At this temperature, about a third of the world’s population would live in average temperatures of 29°C, conditions that are rare outside of the most scorched part of the Sahara, but with global heating of 3°C, this is expected to be the norm for 1.2 billion people in India, 485 million people in Nigeria and more than 100 million in each of Pakistan, Indonesia and Sudan. This would create hundreds of millions more climate refugees and pose challenges to food production systems. In fact, David Wallas- Wells, the author of “The Uninhabitable Earth: Life After Warming,” says that even at 2.5°C warming, the world would enter a global food deficit- needing more calories than the planet can produce, mostly thanks to drought.

Professor Marten Scheffer, one of the lead authors of the study, says, ““We did not expect humans to be so sensitive. We think of ourselves as very adaptable because we use clothes, heating and air conditioning. But, in fact, the vast majority of people live- and have always lived- inside a climate niche that is now moving as never before. There will be more change in the next 50 years than in the past 6 000 years.”

The authors hope that their findings spur policymakers to accelerate emission cuts and work together to cope with migration.

In late 2018, the UN World Meteorological Organization warned that global temperatures are on course for a 3-5°C rise this century, far overshooting the Paris Agreement target of limiting this increase to 2°C or less by 2100.

According to estimates from over 70 peer-reviewed studies, Carbon Brief paints a grim picture of the world under 2°C, 3°C and 4°C temperature rise this century:

At two degrees, the melting of ice sheets will pass a tipping point of collapse, triggering flooding in dozens of the world’s major cities and resulting in a global sea-level rise of 56cm. It is estimated that that global GDP will be cut by 13%. 400 million more people will suffer from water scarcity and heat waves in the northern latitudes will kill thousands each summer; this will be worse along the equator. In India, there would be 32 times as many extreme heat waves, each lasting five times as long and exposing 93 times more people. This is our best-case scenario.

At three degrees, southern Europe will be in permanent drought. The average drought in Central America would last 19 months, in the Caribbean, 21 and in northern Africa, 60 months- five years. Those areas burned annually by wildfires would double in the Mediterranean and sextuple in the US. Cities from Miami Beach to Jakarta will be submerged by sea-level rise and damages from river flooding will grow 30-fold in Bangladesh, 20-fold in India and up to 60-fold in the UK. This level of warming is better than we’d do if all of the nations of the world honoured their Paris commitments- which only a handful are.

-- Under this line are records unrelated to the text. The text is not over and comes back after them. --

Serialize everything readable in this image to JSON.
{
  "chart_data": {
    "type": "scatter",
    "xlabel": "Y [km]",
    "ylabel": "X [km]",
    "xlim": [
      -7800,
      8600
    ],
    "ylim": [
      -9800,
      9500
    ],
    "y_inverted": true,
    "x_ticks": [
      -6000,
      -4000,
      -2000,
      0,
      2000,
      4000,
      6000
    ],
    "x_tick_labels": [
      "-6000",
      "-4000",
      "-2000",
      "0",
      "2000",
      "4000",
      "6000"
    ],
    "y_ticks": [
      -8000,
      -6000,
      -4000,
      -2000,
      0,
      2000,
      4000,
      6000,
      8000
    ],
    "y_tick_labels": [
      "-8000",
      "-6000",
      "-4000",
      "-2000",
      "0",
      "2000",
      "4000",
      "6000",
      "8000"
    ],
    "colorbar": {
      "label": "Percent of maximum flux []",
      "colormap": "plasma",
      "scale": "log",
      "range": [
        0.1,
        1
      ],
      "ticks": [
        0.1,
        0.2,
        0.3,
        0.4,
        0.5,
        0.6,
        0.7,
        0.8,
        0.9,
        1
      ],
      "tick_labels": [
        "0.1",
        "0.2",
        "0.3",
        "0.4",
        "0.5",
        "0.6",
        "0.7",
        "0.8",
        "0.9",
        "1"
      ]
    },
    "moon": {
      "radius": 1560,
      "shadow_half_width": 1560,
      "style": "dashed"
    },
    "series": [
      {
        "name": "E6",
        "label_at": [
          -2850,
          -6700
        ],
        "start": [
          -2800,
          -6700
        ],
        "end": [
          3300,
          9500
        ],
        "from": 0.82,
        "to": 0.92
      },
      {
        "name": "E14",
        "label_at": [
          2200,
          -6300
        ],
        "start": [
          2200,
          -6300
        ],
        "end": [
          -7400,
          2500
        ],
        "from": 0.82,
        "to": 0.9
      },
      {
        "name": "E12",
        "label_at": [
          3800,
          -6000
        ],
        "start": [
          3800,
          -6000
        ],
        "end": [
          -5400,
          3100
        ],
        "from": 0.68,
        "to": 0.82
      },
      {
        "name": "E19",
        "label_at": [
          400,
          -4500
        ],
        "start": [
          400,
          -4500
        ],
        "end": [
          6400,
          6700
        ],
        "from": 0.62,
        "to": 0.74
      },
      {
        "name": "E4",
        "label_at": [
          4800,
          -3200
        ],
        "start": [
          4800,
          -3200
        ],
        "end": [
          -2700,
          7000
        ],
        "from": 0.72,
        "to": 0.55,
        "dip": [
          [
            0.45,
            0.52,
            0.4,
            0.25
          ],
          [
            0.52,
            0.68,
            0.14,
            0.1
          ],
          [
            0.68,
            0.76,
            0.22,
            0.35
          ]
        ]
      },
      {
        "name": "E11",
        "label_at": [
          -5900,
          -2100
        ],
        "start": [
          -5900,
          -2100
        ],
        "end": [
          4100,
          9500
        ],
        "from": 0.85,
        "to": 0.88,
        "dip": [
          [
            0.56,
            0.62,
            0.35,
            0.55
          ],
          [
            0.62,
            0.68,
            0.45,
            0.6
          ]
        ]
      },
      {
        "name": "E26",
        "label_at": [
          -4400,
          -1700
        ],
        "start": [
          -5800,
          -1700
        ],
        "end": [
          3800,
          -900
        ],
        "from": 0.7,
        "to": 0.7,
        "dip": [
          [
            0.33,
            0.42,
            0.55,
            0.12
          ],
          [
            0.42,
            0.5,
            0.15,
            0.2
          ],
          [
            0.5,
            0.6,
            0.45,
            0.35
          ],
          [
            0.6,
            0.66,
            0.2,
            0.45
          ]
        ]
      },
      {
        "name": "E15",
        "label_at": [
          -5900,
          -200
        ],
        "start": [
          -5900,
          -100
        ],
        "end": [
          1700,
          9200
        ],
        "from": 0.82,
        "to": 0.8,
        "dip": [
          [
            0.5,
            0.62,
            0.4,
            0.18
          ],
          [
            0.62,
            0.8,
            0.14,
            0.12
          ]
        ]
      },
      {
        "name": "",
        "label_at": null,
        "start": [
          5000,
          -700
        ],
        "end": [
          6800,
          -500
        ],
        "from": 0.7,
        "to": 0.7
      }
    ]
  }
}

At four degrees, there would be eight million cases of dengue fever each year in Latin America alone. Global grain yields would fall by as much as 50%, producing annual or close-to-annual food crises. The global economy would fall more than 30% than without climate change, and we would see at least half again as much conflict and warfare as we do today.

While great strides have been made in terms of the plummeting costs of renewable energy and the increasing global divestment from coal, carbon emissions are still growing. It is important to decrease emissions to level and then bend the curve.

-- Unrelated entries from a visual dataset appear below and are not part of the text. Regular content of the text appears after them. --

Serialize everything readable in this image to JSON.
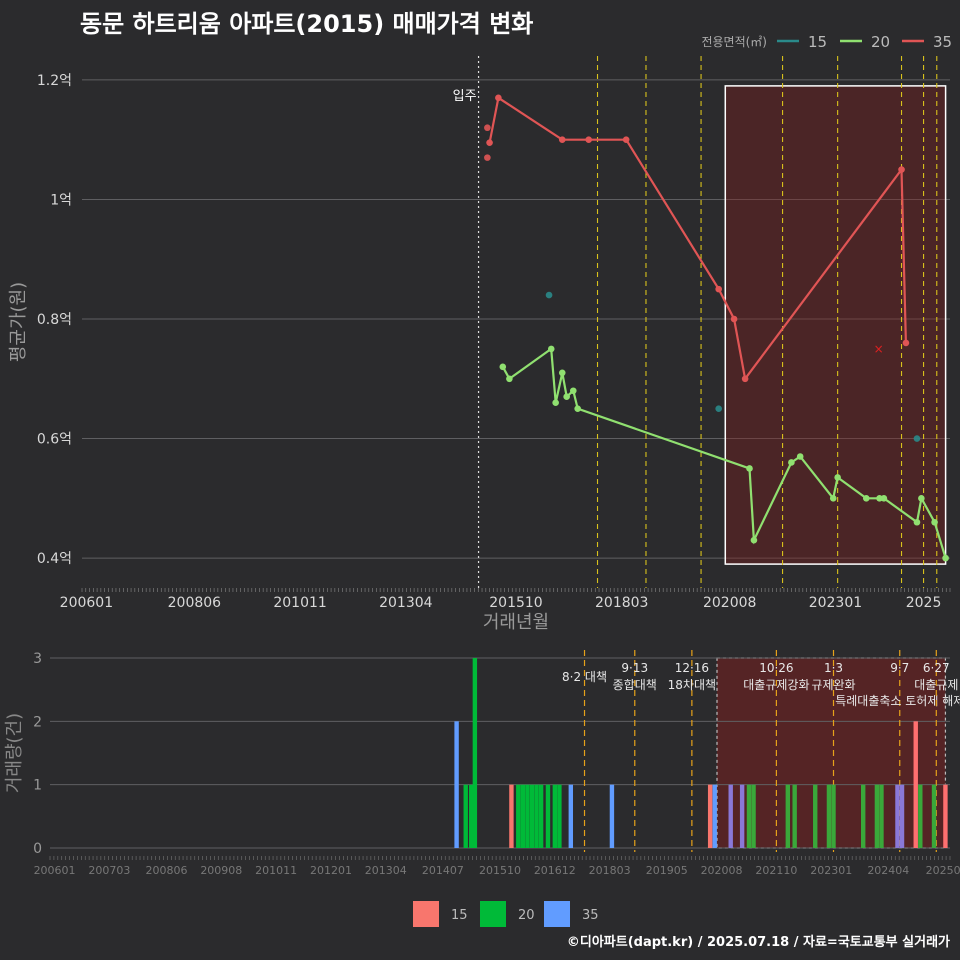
{
  "title": "동문 하트리움 아파트(2015) 매매가격 변화",
  "credit": "©디아파트(dapt.kr) / 2025.07.18 / 자료=국토교통부 실거래가",
  "chart_data": [
    {
      "type": "line",
      "title": "동문 하트리움 아파트(2015) 매매가격 변화",
      "xlabel": "거래년월",
      "ylabel": "평균가(원)",
      "legend_title": "전용면적(㎡)",
      "legend_position": "top-right",
      "x_ticks": [
        "200601",
        "200806",
        "201011",
        "201304",
        "201510",
        "201803",
        "202008",
        "202301",
        "2025"
      ],
      "y_ticks": [
        {
          "v": 0.4,
          "label": "0.4억"
        },
        {
          "v": 0.6,
          "label": "0.6억"
        },
        {
          "v": 0.8,
          "label": "0.8억"
        },
        {
          "v": 1.0,
          "label": "1억"
        },
        {
          "v": 1.2,
          "label": "1.2억"
        }
      ],
      "xlim": [
        2005.9,
        2025.6
      ],
      "ylim": [
        0.35,
        1.24
      ],
      "move_in_label": "입주",
      "move_in_x": 2014.9,
      "policy_lines": [
        2017.6,
        2018.7,
        2019.95,
        2021.8,
        2023.05,
        2024.5,
        2025.0,
        2025.3
      ],
      "highlight": {
        "x0": 2020.5,
        "x1": 2025.5,
        "y0": 0.39,
        "y1": 1.19
      },
      "series": [
        {
          "name": "15",
          "color": "#2a8a8a",
          "points": [
            [
              2016.5,
              0.84
            ],
            [
              2020.35,
              0.65
            ],
            [
              2024.85,
              0.6
            ]
          ],
          "line": []
        },
        {
          "name": "20",
          "color": "#90e070",
          "points": [],
          "line": [
            [
              2015.45,
              0.72
            ],
            [
              2015.6,
              0.7
            ],
            [
              2016.55,
              0.75
            ],
            [
              2016.65,
              0.66
            ],
            [
              2016.8,
              0.71
            ],
            [
              2016.9,
              0.67
            ],
            [
              2017.05,
              0.68
            ],
            [
              2017.15,
              0.65
            ],
            [
              2021.05,
              0.55
            ],
            [
              2021.15,
              0.43
            ],
            [
              2022.0,
              0.56
            ],
            [
              2022.2,
              0.57
            ],
            [
              2022.95,
              0.5
            ],
            [
              2023.05,
              0.535
            ],
            [
              2023.7,
              0.5
            ],
            [
              2024.0,
              0.5
            ],
            [
              2024.1,
              0.5
            ],
            [
              2024.85,
              0.46
            ],
            [
              2024.95,
              0.5
            ],
            [
              2025.25,
              0.46
            ],
            [
              2025.5,
              0.4
            ]
          ]
        },
        {
          "name": "35",
          "color": "#e05555",
          "points": [
            [
              2015.1,
              1.12
            ],
            [
              2015.1,
              1.07
            ]
          ],
          "line": [
            [
              2015.15,
              1.095
            ],
            [
              2015.35,
              1.17
            ],
            [
              2016.8,
              1.1
            ],
            [
              2017.4,
              1.1
            ],
            [
              2018.25,
              1.1
            ],
            [
              2020.35,
              0.85
            ],
            [
              2020.7,
              0.8
            ],
            [
              2020.95,
              0.7
            ],
            [
              2024.5,
              1.05
            ],
            [
              2024.6,
              0.76
            ]
          ]
        }
      ],
      "marker_x": {
        "x": 2023.98,
        "y": 0.75
      }
    },
    {
      "type": "bar",
      "xlabel": "",
      "ylabel": "거래량(건)",
      "x_ticks": [
        "200601",
        "200703",
        "200806",
        "200908",
        "201011",
        "201201",
        "201304",
        "201407",
        "201510",
        "201612",
        "201803",
        "201905",
        "202008",
        "202110",
        "202301",
        "202404",
        "20250"
      ],
      "y_ticks": [
        0,
        1,
        2,
        3
      ],
      "ylim": [
        0,
        3
      ],
      "xlim": [
        2005.9,
        2025.6
      ],
      "legend": [
        {
          "name": "15",
          "color": "#f8766d"
        },
        {
          "name": "20",
          "color": "#00ba38"
        },
        {
          "name": "35",
          "color": "#619cff"
        }
      ],
      "policies": [
        {
          "x": 2017.6,
          "line1": "8·2 대책",
          "line2": ""
        },
        {
          "x": 2018.7,
          "line1": "9·13",
          "line2": "종합대책"
        },
        {
          "x": 2019.95,
          "line1": "12·16",
          "line2": "18차대책"
        },
        {
          "x": 2021.8,
          "line1": "10·26",
          "line2": "대출규제강화"
        },
        {
          "x": 2023.05,
          "line1": "1·3",
          "line2": "규제완화"
        },
        {
          "x": 2024.5,
          "line1": "9·7",
          "line2": "특례대출축소 토허제 해제"
        },
        {
          "x": 2025.3,
          "line1": "6·27",
          "line2": "대출규제"
        }
      ],
      "bars": [
        {
          "x": 2014.8,
          "v": 2,
          "s": "35"
        },
        {
          "x": 2015.0,
          "v": 1,
          "s": "20"
        },
        {
          "x": 2015.12,
          "v": 1,
          "s": "20"
        },
        {
          "x": 2015.2,
          "v": 3,
          "s": "20"
        },
        {
          "x": 2016.0,
          "v": 1,
          "s": "15"
        },
        {
          "x": 2016.15,
          "v": 1,
          "s": "20"
        },
        {
          "x": 2016.25,
          "v": 1,
          "s": "20"
        },
        {
          "x": 2016.35,
          "v": 1,
          "s": "20"
        },
        {
          "x": 2016.45,
          "v": 1,
          "s": "20"
        },
        {
          "x": 2016.55,
          "v": 1,
          "s": "20"
        },
        {
          "x": 2016.65,
          "v": 1,
          "s": "20"
        },
        {
          "x": 2016.8,
          "v": 1,
          "s": "20"
        },
        {
          "x": 2016.95,
          "v": 1,
          "s": "20"
        },
        {
          "x": 2017.05,
          "v": 1,
          "s": "20"
        },
        {
          "x": 2017.3,
          "v": 1,
          "s": "35"
        },
        {
          "x": 2018.2,
          "v": 1,
          "s": "35"
        },
        {
          "x": 2020.35,
          "v": 1,
          "s": "15"
        },
        {
          "x": 2020.45,
          "v": 1,
          "s": "35"
        },
        {
          "x": 2020.8,
          "v": 1,
          "s": "35"
        },
        {
          "x": 2021.05,
          "v": 1,
          "s": "35"
        },
        {
          "x": 2021.2,
          "v": 1,
          "s": "20"
        },
        {
          "x": 2021.3,
          "v": 1,
          "s": "20"
        },
        {
          "x": 2022.05,
          "v": 1,
          "s": "20"
        },
        {
          "x": 2022.2,
          "v": 1,
          "s": "20"
        },
        {
          "x": 2022.65,
          "v": 1,
          "s": "20"
        },
        {
          "x": 2022.95,
          "v": 1,
          "s": "20"
        },
        {
          "x": 2023.05,
          "v": 1,
          "s": "20"
        },
        {
          "x": 2023.7,
          "v": 1,
          "s": "20"
        },
        {
          "x": 2024.0,
          "v": 1,
          "s": "20"
        },
        {
          "x": 2024.1,
          "v": 1,
          "s": "20"
        },
        {
          "x": 2024.45,
          "v": 1,
          "s": "35"
        },
        {
          "x": 2024.55,
          "v": 1,
          "s": "35"
        },
        {
          "x": 2024.85,
          "v": 2,
          "s": "15"
        },
        {
          "x": 2024.95,
          "v": 1,
          "s": "20"
        },
        {
          "x": 2025.25,
          "v": 1,
          "s": "20"
        },
        {
          "x": 2025.5,
          "v": 1,
          "s": "15"
        }
      ]
    }
  ]
}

One way of doing this is through a carbon tax. However, a tax needs to be far higher than any of those currently in use or being considered; The IPCC has proposed raising the cost of a tonne of carbon possibly as high as US$5 000 by 2030; they suggest this may have to increase by US$27 000 by 2100. Today, the average price of carbon across 42 major economies is US$8 per tonne.

These numbers would shock even those most optimistic; if estimates are correct, then by the end of the century, a rise in global temperature will displace up to 5 billion people, nearly two-thirds of the current global population.